More serious charges are to be laid against five of the people already due to stand trial after the high-profile police raids last year.
Earlier in October, 17 people were committed to stand trial on various charges of illegally possessing firearms, ammunition or explosives.
The Crown says Tame Iti, Tuhoi Lambert, Emily Bailey, Urs Signer and Whiri Kemara have now been charged with participation in a criminal group, which carries a sentence of up to five years' imprisonment.
A spokesperson for lawyers representing those arrested says the new charges are an unusual and unprecedented step.
Moana Jackson, told Nine to Noon on Friday the move is an abuse of legal process and a threat to democratic protest rights.
Mr Jackson says it is clear that the Crown is trying to associate the negativity of gangs with the accused, and he would not be surprised if further charges were laid in a few months.
One of the groups supporting those arrested, the Justice Now Collective, says the move is a desperate attempt by the Crown to save face after its failure to bring charges under the Terrorism Suppression Act.
However, Crown prosecutor Ross Burns said it was not a police decision to file the new charges and the move was made by his office alone.

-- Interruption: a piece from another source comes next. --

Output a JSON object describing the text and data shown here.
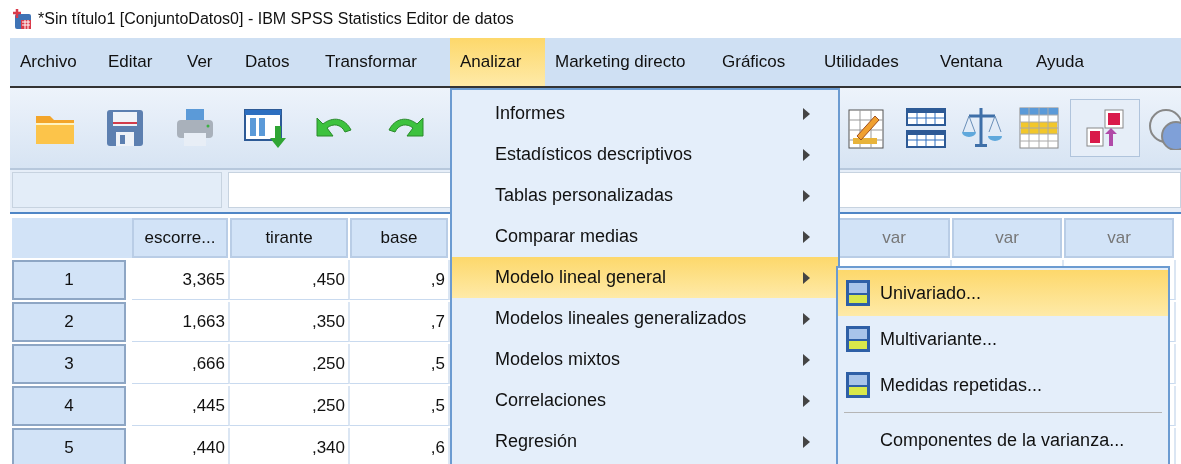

Prime Minister Helen Clark says the Government had no involvement with plans to lay fresh charges over the raids, nor was any notice of the Crown's decision given to the Attorney-General Michael Cullen or Police Minister Annette King.
Warren Brookbanks, of the University of Auckland Law Faculty, says the new charge of participating in a criminal group, introduced in 1998, is rarely used.
"There is no limitation period in respect of serious charges of this nature. The Crown are fully within their rights to delay in bringing the charges and, having reviewed all the evidence, they must be satisfied that evidence is sufficient," he said.